Mr. Muris' theory would impose on regulatory agencies a burden of proof that, in the practical world, is likely almost never to be met. When issuing rules that affect an entire industry, the commission, he says, should act only when there is unambiguous evidence that benefits will exceed costs. It should consider only "hard evidence," such as "methodologically sound" surveys and expert evidence about technical details. Citizen complaints, however numerous, are not enough, he says; they are mere "anecdotal evidence." We refrain from commenting on the irony of such a characterization coming from a follower of a president whose favorite form of argumentation often seems to be the anecdote. In considering evidence, Mr. Muris says, the commission should assume that markets work. In other words, it should assume that consumers have information in sufficient amount and of sufficient reliability to make sound decisions--unless a statistically valid survey proves otherwise.

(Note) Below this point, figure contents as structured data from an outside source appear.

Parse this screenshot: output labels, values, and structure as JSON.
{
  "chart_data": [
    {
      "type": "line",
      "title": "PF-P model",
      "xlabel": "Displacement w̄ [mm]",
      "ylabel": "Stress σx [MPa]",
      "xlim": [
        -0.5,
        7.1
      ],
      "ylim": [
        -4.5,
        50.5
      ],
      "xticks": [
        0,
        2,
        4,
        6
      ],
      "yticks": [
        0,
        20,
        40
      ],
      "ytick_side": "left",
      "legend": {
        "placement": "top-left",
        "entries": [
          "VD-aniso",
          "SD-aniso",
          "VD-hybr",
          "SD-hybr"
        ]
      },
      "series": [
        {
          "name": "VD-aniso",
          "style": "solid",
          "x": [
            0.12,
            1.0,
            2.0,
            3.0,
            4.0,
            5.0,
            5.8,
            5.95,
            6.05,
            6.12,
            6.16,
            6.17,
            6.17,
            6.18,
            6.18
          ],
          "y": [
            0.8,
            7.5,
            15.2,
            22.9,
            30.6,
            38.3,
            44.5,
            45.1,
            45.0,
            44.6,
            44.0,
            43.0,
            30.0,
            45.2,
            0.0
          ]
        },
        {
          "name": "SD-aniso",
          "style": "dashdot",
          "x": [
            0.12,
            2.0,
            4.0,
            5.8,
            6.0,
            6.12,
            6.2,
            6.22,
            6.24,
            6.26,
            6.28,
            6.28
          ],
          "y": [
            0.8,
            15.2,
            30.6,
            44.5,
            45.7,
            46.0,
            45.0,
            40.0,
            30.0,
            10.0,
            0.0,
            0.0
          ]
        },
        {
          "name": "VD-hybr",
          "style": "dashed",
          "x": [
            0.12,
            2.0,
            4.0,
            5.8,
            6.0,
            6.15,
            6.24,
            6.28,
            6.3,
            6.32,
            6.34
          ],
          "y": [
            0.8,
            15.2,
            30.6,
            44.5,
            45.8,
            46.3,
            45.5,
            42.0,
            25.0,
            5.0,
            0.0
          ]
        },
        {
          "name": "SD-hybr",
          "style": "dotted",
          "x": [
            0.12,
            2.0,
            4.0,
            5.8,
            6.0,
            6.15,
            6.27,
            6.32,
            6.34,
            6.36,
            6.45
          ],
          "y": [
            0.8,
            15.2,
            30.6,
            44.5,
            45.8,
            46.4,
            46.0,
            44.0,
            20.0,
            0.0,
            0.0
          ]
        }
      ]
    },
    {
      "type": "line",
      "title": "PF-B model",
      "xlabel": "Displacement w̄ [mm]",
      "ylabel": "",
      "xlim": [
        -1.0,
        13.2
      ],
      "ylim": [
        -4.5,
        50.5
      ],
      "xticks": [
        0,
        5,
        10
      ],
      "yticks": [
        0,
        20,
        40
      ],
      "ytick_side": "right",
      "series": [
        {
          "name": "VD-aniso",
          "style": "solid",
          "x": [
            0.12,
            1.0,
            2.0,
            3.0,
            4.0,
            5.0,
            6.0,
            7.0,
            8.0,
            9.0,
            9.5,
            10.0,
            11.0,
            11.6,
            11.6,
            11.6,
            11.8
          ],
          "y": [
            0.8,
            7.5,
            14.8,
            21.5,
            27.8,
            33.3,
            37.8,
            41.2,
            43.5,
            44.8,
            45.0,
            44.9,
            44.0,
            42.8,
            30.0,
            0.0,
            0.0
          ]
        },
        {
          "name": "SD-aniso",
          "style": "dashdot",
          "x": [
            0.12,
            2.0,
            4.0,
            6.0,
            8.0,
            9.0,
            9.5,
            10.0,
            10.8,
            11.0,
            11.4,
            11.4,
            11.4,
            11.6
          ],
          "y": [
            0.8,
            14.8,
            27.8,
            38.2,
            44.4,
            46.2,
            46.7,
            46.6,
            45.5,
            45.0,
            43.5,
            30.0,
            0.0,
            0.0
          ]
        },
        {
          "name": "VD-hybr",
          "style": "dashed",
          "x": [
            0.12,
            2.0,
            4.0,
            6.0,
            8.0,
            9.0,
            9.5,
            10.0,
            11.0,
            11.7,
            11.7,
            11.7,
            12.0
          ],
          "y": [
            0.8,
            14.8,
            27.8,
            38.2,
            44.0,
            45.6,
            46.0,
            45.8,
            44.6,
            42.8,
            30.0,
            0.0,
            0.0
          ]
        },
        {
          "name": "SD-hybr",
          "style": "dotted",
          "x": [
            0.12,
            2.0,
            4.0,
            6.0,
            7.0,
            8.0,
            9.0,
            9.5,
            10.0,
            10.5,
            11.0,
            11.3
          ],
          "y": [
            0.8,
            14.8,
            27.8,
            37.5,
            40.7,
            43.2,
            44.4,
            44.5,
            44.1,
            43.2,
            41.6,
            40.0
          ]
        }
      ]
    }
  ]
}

None of this sounds unreasonable--until you start applying these principles to actual cases. Take the funeral industry, on which Mr. Muris' reasoning proved unpersuasive not only to the single Democratic commissioner but also to two Republicans. Mr. Muris' presumption that "there is a market for information that generally works" runs up against the voluminous evidence the FTC gathered--and against common sense, which tells us that most people who must arrange a funeral know little about what they are buying and are in no position to comparison-shop. Mr. Muris' insistence on statistically valid surveys sounds sensible, too, until one starts thinking about it. Does the FTC really need a statistically valid survey--something that can cost the government several hundred thousand dollars--to conclude that people arranging funerals do not operate like consumers in most transactions? The insistence on unambiguous evidence that benefits will exceed costs sounds sensible, until one understands that Mr. Muris is ready to assume@ there are costs to regulation but demands statistical proof@ that there will be benefits--though no one can forecast the future with certainty.

We have criticized agencies, including the FTC, for acting without sufficient evidence, and we think such criticism often has merit. But if there is such a thing as acting without enough information, there is also such a thing as requiring so much information that one can never act at all. Mr. Muris' theory amounts to a prescription for paralysis, which is not what we think Congress had in mind when it set up regulatory agencies.

Mr. Muris' free-market world, full of perfectly informed consumers and smoothly functioning markets, reminds us in an eerie way of the equally theoretical worlds of some of the liberal regulators who have received in previous administrations appointments similar to his and have used them to impose their own pet solutions on society. None of these theories provides an automatic solution to the difficult practical problems of regulation. For those, there is no substitute for good judgment, wisdom and common sense.